Share Like
Simpan

Si Kecil pasti pernah berbohong, dan Ibu tentu saja kaget ketika mengetahui hal ini. Tahukah Ibu bahwa berbohong merupakan bagian dari perkembangan si Kecil?

Ada beberapa hal yang menjadi penyebab si Kecil berbohong, diantaranya menutupi sesuatu hal untuk menghindari hukuman yang mungkin akan diterimanya, bereksperimen untuk mengetahui respons dan reaksi Ayah atau Ibu jika dia berbohong, atau untuk menarik perhatian.

‘Keterampilan’ berbohong ini biasanya mulai muncul di usia 3 tahun. Bagaimana mengantisipasinya? Tetap tenang, jangan langsung memarahi si Kecil. Anggap itu sebagai suatu hal yang lucu, tanggapi dengan canda dan arahkan secara halus mengenai pentingnya kejujuran. Katakan pada si Kecil bahwa Ibu dan Ayah akan sangat senang dan bangga jika si Kecil mengatakan yang sebenarnya terjadi. Sebaliknya, katakan bahwa Ibu dan Ayah akan merasa sedih dan sangat kecewa jika si Kecil berbohong.

Anak-anak memang senang ‘mengarang’. Permainan berpura-pura dan berimajinasi sebetulnya merupakan bagian penting dari perkembangan si Kecil. Ini wajar terjadi pada usia kurang dari 4 tahun. Ketika usianya menginjak 4 tahun, Ibu dan Ayah harus sudah mulai menanamkan pentingnya kejujuran pada si Kecil, menanamkan pemahaman mengenai apa yang benar dan apa yang tidak benar.

Jika si Kecil ketahuan beberapa kali berbohong, jangan pernah menyebutnya pembohong karena dapat memberikan dampak negatif terhadap rasa percaya dirinya atau bahkan lebih menjerumuskan si Kecil untuk terus berbohong. Katakan pada si Kecil bahwa berbohong tidak diperbolehkan karena bukan merupakan hal yang baik dan jika saat ini berbohong mungkin di waktu yang akan datang, Ibu dan Ayah tidak akan percaya lagi kepadanya.

Jika Ibu berharap si Kecil untuk bersikap jujur, maka ketika suatu waktu si Kecil mengakui bahwa dia misalnya telah memecahkan vas bunga kesayangan Ibu, maka jangan menanggapinya dengan emosi dan memarahinya.
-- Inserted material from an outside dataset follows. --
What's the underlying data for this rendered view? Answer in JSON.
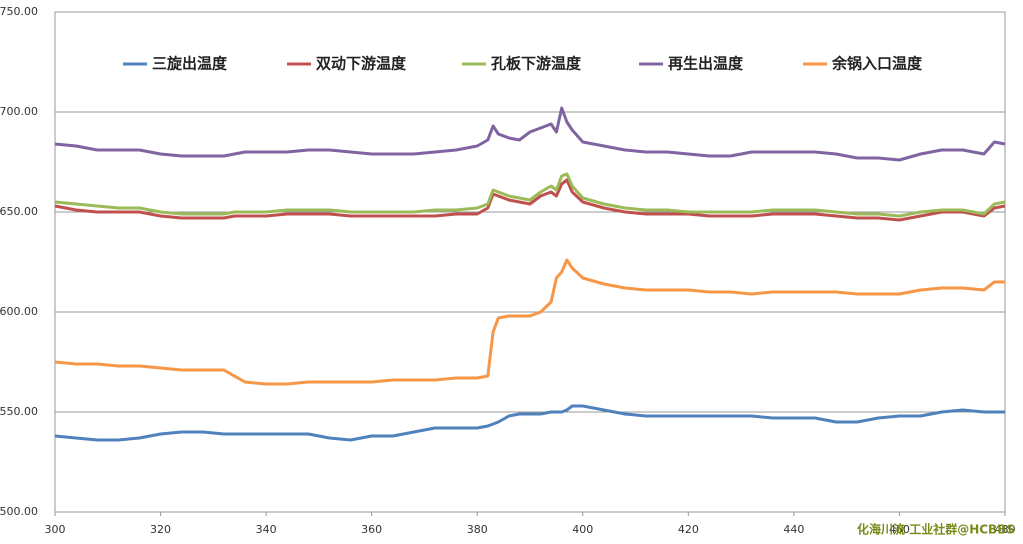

Hargai kejujurannya, jangan menghukumnya karena telah memecahkan vas bunga kesayangan Ibu. Katakan bahwa apapun kesalahan yang telah dilakukannya, Ibu tetap menyayanginya.

Last but not least, hargai pemikiran kreatif/imajinatif si Kecil dengan mengatakan bahwa Ibu memahami pemikirannya. “Ibu mengerti kalau menurut kakak yang menumpahkan susu adalah si meong. Tapi coba deh ceritakan pada Ibu sejujurnya apa yang terjadi. Ibu tidak akan marah”. Hal ini akan membantu si Kecil memahami bahwa kejujuran itu tidak akan menyakitkan/merugikan. Si Kecil tidak perlu berbohong karena Ibu akan tetap menyayanginya apapun yang dikatakannya.